Ammonia (\text{NH}_3) acts as a weak base in water and establishes an equilibrium with ammonium ion (\text{NH}_4^+). This can be written as: \[ \text{NH}_3 + H_2O \rightleftharpoons \text{NH}_4^+ + OH^- \]
The equilibrium constant for this reaction is the base dissociation constant, \text{K}_b. For ammonia, given \text{K}_b is 1.8 \times 10^{-5}, which indicates ammonia's tendency to accept a proton and form \text{NH}_4^+. To solve pH problems involving ammonia:

• Identify the concentrations of \text{NH}_3 and \text{NH}_4^+ available.
• Calculate the ratio \( \frac{[\text{NH}_4^+]}{[\text{NH}_3]} \). In our exercise, it was 0.20 M / 0.30 M = 0.667.
• Insert these values into the Henderson-Hasselbalch equation to determine pOH.

Understanding ammonia's equilibrium helps in understanding how ammonia solutions resist changes in pH, thus proving their buffer properties.

pOH and pH relationship

pOH and pH are interconnected measures of a solution's acidity and basicity.
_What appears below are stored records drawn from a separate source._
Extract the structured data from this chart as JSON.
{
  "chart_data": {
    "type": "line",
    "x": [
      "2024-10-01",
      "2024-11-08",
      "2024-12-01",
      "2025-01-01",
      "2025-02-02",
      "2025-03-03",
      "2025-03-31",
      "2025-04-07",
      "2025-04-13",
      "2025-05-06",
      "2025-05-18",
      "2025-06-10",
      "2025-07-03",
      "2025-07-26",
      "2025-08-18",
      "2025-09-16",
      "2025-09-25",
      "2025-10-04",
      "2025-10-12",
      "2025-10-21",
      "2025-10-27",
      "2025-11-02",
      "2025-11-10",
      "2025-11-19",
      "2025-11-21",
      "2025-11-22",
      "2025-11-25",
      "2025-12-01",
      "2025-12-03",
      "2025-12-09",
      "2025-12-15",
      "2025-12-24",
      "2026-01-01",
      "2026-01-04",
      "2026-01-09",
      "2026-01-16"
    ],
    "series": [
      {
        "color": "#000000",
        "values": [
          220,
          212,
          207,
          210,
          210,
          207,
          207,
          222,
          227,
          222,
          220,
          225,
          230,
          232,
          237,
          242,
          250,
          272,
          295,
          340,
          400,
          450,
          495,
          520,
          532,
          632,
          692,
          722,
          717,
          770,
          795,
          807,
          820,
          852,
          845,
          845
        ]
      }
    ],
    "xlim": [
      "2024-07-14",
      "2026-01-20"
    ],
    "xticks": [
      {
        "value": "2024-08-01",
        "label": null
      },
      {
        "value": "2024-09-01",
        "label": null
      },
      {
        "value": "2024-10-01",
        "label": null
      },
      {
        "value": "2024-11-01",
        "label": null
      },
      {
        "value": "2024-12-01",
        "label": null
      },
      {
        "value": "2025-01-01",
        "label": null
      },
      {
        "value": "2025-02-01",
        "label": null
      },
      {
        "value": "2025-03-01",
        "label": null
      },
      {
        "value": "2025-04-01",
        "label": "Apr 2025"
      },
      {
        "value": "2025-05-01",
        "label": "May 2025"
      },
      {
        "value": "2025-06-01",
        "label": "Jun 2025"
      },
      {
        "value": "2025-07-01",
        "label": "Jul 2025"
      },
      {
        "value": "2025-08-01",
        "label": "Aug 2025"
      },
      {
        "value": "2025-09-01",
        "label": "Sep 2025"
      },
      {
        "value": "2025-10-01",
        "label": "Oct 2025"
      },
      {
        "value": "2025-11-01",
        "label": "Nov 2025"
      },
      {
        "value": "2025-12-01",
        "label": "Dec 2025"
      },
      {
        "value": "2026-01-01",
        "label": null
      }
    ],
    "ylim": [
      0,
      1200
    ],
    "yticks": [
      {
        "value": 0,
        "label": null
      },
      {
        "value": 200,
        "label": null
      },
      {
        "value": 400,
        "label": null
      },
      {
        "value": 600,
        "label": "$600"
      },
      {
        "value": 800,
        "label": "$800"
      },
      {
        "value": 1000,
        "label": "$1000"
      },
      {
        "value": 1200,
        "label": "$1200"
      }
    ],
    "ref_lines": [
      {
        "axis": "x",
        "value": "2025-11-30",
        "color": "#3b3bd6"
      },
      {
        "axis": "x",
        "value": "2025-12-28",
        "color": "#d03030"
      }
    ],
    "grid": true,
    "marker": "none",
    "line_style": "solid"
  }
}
The relationship is defined by the equation: \[ \text{pH} + \text{pOH} = 14 \]
This is due to the self-ionization of water which maintains a constant concentration product of hydrogen (\text{H}^+) and hydroxide (\text{OH}^-) ions. Knowing one measure can help calculate the other:

• If you know pOH, subtract it from 14 to get pH.
• This relationship is vital when you use the Henderson-Hasselbalch equation to find pOH first and then translate it to pH, as shown in our step-by-step solution.

For instance, once you have calculated pOH to be 4.312, you can easily find pH: \( \text{pH} = 14 - 4.312 = 9.688 \). This method ensures accurate and easy determination of the pH of the solution.